Exhaustion of Administrative Remedies

It has been consistently held by the Supreme Court, in a long line of cases, that before a party is allowed to seek the intervention of the court, it is a pre-condition that he should have availed of all the means of administrative processes afforded him. Hence, if a remedy within the administrative machinery can still be resorted to by giving the administrative officer concerned every opportunity to decide on a matter that comes within his jurisdiction, then such remedy should be exhausted first before the court’s judicial power can be sought. The premature invocation of a court’s intervention is fatal to one’s cause of action as aptly explained by the Supreme Court in the case of University of the Philippines v. Catungal, Jr., et al., (G.R. No. 121863, May 5, 1997), to wit:

“The underlying principle of the rule on exhaustion of administrative remedies rests on the presumption that the administrative agency, if afforded a complete chance to pass upon the matter, will decide the same correctly. There are both legal and practical reasons for the principle. The administrative process is intended to provide less expensive and more speedy solutions to disputes. Where the enabling statute indicates a procedure for administrative review and provides a system of administrative appeal or reconsideration, the courts – for reasons of law, comity, and convenience – will not entertain a case unless the available administrative remedies have been resorted to and the appropriate authorities have been given an opportunity to act and correct the errors committed in the administrative forum.” 

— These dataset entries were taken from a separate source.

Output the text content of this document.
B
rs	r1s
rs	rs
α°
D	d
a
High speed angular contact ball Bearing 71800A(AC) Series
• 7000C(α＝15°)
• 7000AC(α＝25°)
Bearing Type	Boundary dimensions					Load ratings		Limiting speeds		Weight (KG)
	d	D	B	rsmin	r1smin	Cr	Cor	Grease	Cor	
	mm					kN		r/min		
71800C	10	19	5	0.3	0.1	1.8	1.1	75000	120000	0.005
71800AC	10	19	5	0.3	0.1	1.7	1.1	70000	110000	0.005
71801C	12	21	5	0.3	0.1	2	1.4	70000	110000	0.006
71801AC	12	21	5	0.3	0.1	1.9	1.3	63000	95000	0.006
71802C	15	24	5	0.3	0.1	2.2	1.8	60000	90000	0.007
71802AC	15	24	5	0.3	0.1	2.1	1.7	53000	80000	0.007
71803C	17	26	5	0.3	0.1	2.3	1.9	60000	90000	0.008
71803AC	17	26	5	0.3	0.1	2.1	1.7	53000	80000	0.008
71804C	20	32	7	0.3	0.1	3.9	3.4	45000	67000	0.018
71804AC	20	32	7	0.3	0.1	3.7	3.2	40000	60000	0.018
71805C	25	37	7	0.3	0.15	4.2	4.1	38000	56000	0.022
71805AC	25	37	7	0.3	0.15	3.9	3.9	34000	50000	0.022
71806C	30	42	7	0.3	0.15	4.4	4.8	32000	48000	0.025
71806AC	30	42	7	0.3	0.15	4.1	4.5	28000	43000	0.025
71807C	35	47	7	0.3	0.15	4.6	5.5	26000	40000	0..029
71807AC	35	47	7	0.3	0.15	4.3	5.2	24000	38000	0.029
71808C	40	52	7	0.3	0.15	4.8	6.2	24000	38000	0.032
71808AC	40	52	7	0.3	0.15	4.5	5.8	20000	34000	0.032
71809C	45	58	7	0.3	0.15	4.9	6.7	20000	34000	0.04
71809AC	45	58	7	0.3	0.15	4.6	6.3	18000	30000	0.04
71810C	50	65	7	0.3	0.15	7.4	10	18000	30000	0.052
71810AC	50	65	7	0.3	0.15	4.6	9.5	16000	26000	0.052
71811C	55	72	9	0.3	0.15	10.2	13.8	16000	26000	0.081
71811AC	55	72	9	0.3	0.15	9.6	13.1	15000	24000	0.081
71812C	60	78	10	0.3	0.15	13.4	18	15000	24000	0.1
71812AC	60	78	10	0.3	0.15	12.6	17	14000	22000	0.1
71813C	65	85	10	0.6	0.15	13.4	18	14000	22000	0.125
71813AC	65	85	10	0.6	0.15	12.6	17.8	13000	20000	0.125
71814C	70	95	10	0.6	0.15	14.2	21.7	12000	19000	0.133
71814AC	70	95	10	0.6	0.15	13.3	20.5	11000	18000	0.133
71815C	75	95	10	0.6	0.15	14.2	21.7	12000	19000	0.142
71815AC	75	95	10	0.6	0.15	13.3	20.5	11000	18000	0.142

The rule in administrative law is that parties requesting judicial action must first exhaust their remedies in the executive branch. This is premised not only on practical considerations but also on the comity existing between different departments of the government, which comity requires the court to stay their hands until the administrative processes have been completed. (Madrinan vs. Sinco, 110 Phil. 160) Further, under the doctrine of exhaustion of administrative remedies, recourse through court action, as a general rule, cannot prosper until all the remedies have been exhausted at the administrative level, (Pacana vs. Consunji, 108 SCRA 631[1981]; Pestañas et al. v. Dyogi, et al., 81 SCRA 574 [1978]; Antonio v. Tanco, 65 SCRA 448 [1975]).

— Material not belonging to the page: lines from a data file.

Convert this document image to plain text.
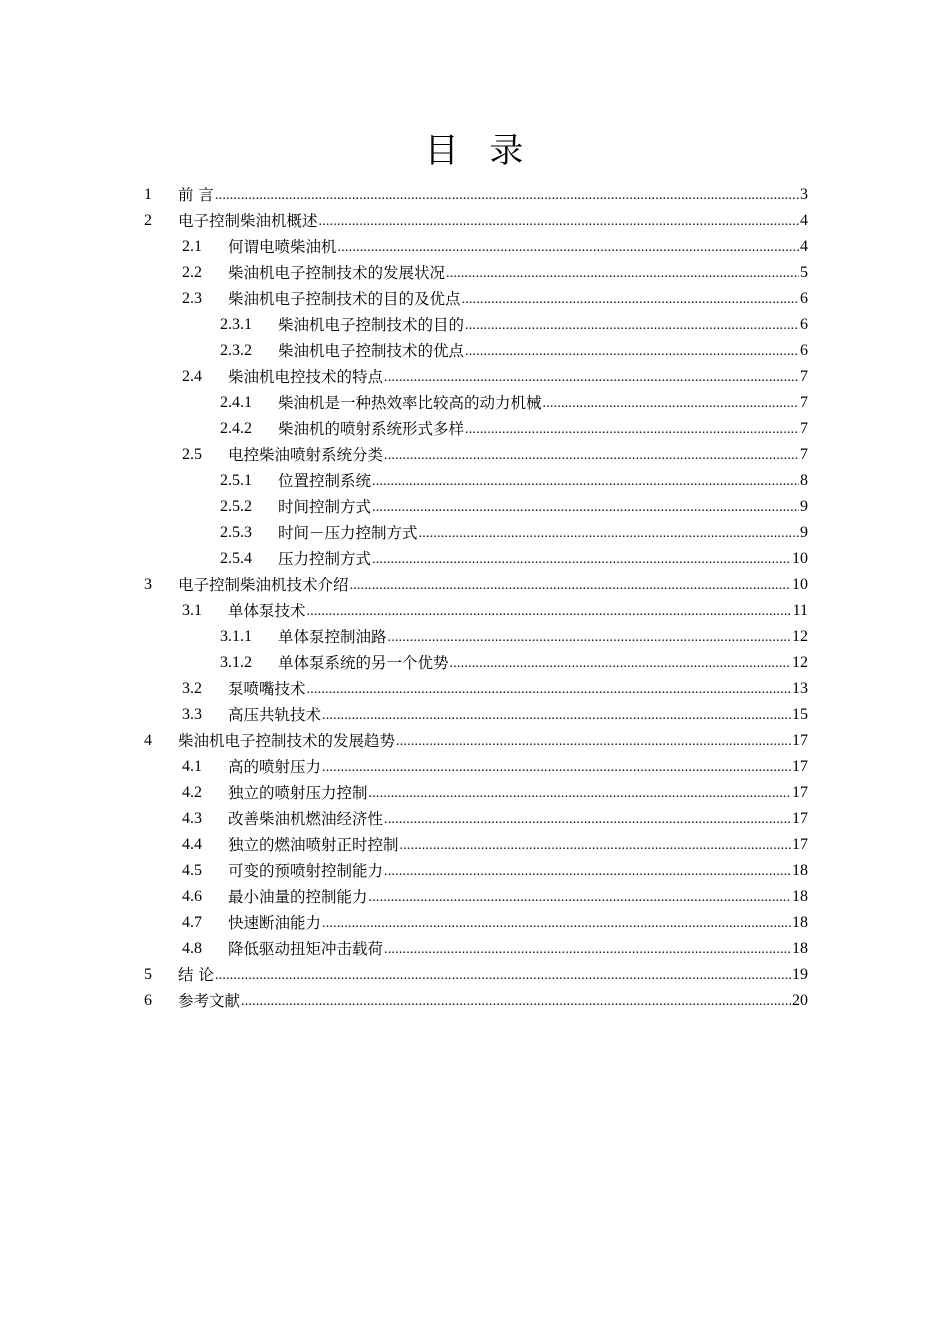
目 录
1	前 言 .....	3
2	电子控制柴油机概述 .....	4
2.1	何谓电喷柴油机 .....	4
2.2	柴油机电子控制技术的发展状况 .....	5
2.3	柴油机电子控制技术的目的及优点 .....	6
2.3.1	柴油机电子控制技术的目的 .....	6
2.3.2	柴油机电子控制技术的优点 .....	6
2.4	柴油机电控技术的特点 .....	7
2.4.1	柴油机是一种热效率比较高的动力机械 .....	7
2.4.2	柴油机的喷射系统形式多样 .....	7
2.5	电控柴油喷射系统分类 .....	7
2.5.1	位置控制系统 .....	8
2.5.2	时间控制方式 .....	9
2.5.3	时间－压力控制方式 .....	9
2.5.4	压力控制方式 .....	10
3	电子控制柴油机技术介绍 .....	10
3.1	单体泵技术 .....	11
3.1.1	单体泵控制油路 .....	12
3.1.2	单体泵系统的另一个优势 .....	12
3.2	泵喷嘴技术 .....	13
3.3	高压共轨技术 .....	15
4	柴油机电子控制技术的发展趋势 .....	17
4.1	高的喷射压力 .....	17
4.2	独立的喷射压力控制 .....	17
4.3	改善柴油机燃油经济性 .....	17
4.4	独立的燃油喷射正时控制 .....	17
4.5	可变的预喷射控制能力 .....	18
4.6	最小油量的控制能力 .....	18
4.7	快速断油能力 .....	18
4.8	降低驱动扭矩冲击载荷 .....	18
5	结 论 .....	19
6	参考文献 .....	20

Thus, in Abe-Abe et al. v. Manta (90 SCRA 524, 531 [1979]), the Supreme Court emphatically declared: 

“When an adequate remedy may be had within the Executive Department of the government, but nevertheless, a litigant fails or refuses to avail himself of the same, the judiciary shall decline to interfere. This traditional attitude of the courts is based not only on convenience but likewise on respect; convenience of the party litigants and respect for a co-equal office in the government. If a remedy is available within the administrative machinery, this should be resorted to before resort can be made to (the) court. (citing Cruz vs. Del Rosario, 119 Phil. 63, 66).”

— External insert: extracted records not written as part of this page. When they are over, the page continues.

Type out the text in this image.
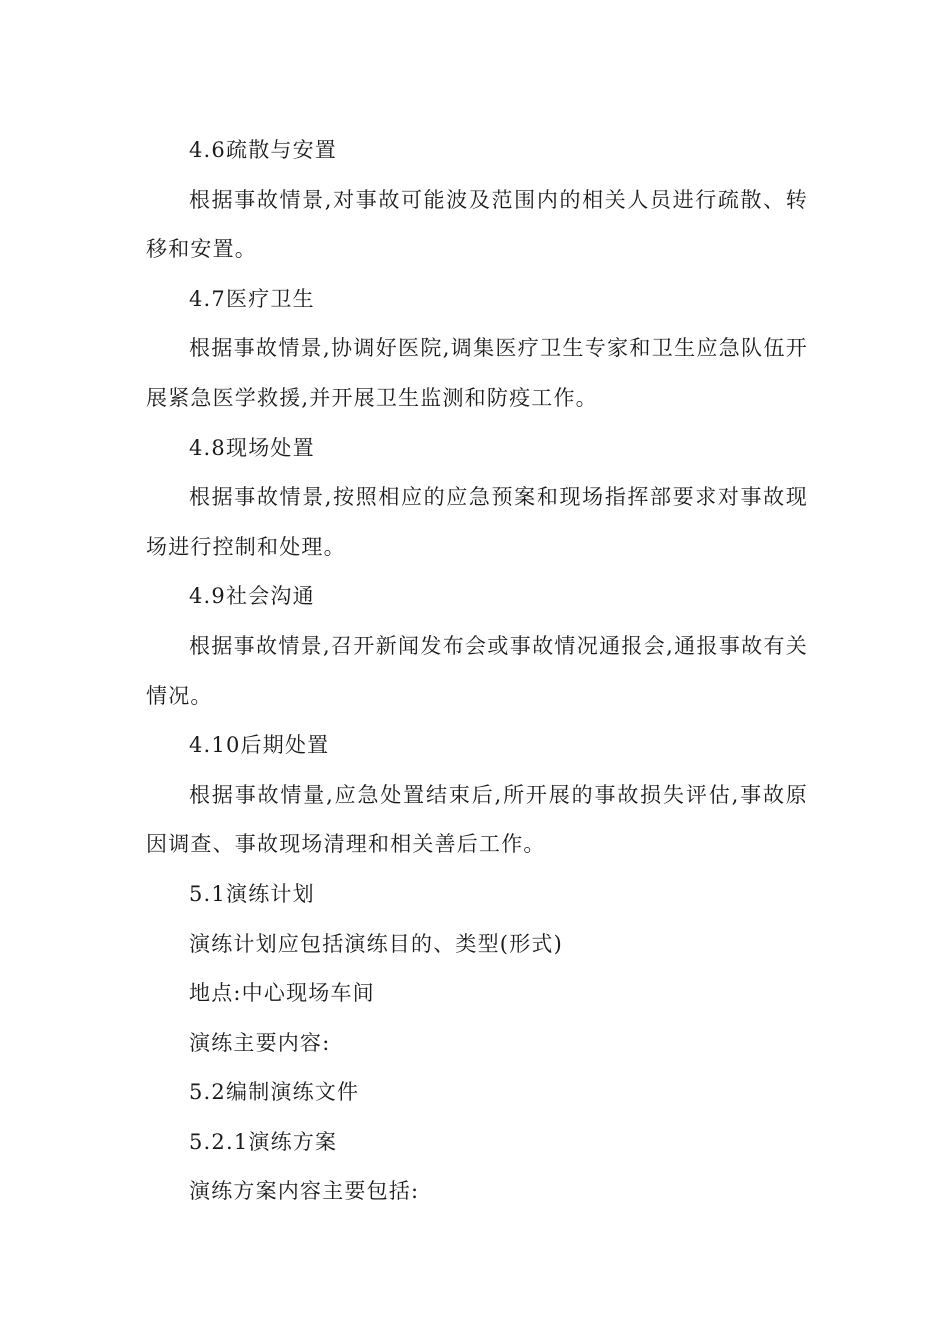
4.6疏散与安置
根据事故情景,对事故可能波及范围内的相关人员进行疏散、转移和安置。
4.7医疗卫生
根据事故情景,协调好医院,调集医疗卫生专家和卫生应急队伍开展紧急医学救援,并开展卫生监测和防疫工作。
4.8现场处置
根据事故情景,按照相应的应急预案和现场指挥部要求对事故现场进行控制和处理。
4.9社会沟通
根据事故情景,召开新闻发布会或事故情况通报会,通报事故有关情况。
4.10后期处置
根据事故情量,应急处置结束后,所开展的事故损失评估,事故原因调查、事故现场清理和相关善后工作。
5.1演练计划
演练计划应包括演练目的、类型(形式)
地点:中心现场车间
演练主要内容:
5.2编制演练文件
5.2.1演练方案
演练方案内容主要包括:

There is no question that a statute may vest exclusive original jurisdiction in an administrative agency over certain disputes and controversies falling within the agency’s special expertise. For example, the constitutionality of such grant of exclusive jurisdiction to the Housing and Land Use Regulatory Board over cases involving the sale of lots in commercial subdivisions was upheld in Tropical Homes Inc. v. National Housing Authority (152 SCRA 540 [1987]) and again sustained in a later decision in Antipolo Realty Corporation v. National Housing Authority (153 SCRA 399 [1987]) where the Supreme Court restated that the HLURB shall have exclusive jurisdiction to regulate the real estate trade and business in accordance with the terms of PD 957 which defines the quantum of judicial or quasi-judicial powers of the said agency.

As a result, the HLURB, in the exercise of its powers and functions, is authorized to interpret and apply contracts, determine the rights of the parties under these contracts, and even award damages, such as moral and exemplary, whenever appropriate. Thus, it has been held that one of the thrusts of the multiplication of administrative agencies is the interpretation of such contracts and agreements and that the determination of private rights under these agreements is no longer a uniquely judicial function.

Moreover, if a remedy is very much available within the administrative machinery of the administrative agency, then this alternative should first be utilized before resort can be made to the courts, not only to give the administrative agency the opportunity to decide the matter by itself correctly, but also to avoid the very pernicious evil the doctrine itself seeks to prevent – the unnecessary and premature resort to courts and the clogging of its dockets.

It is also important to note that the primordial effect of non-compliance and failure to exhaust administrative remedies is that it deprives the complainants of a cause of action, which is, under the Rules of Court, a ground for a motion to dismiss.  Such failure, therefore, is fatal and calls for the dismissal of the case.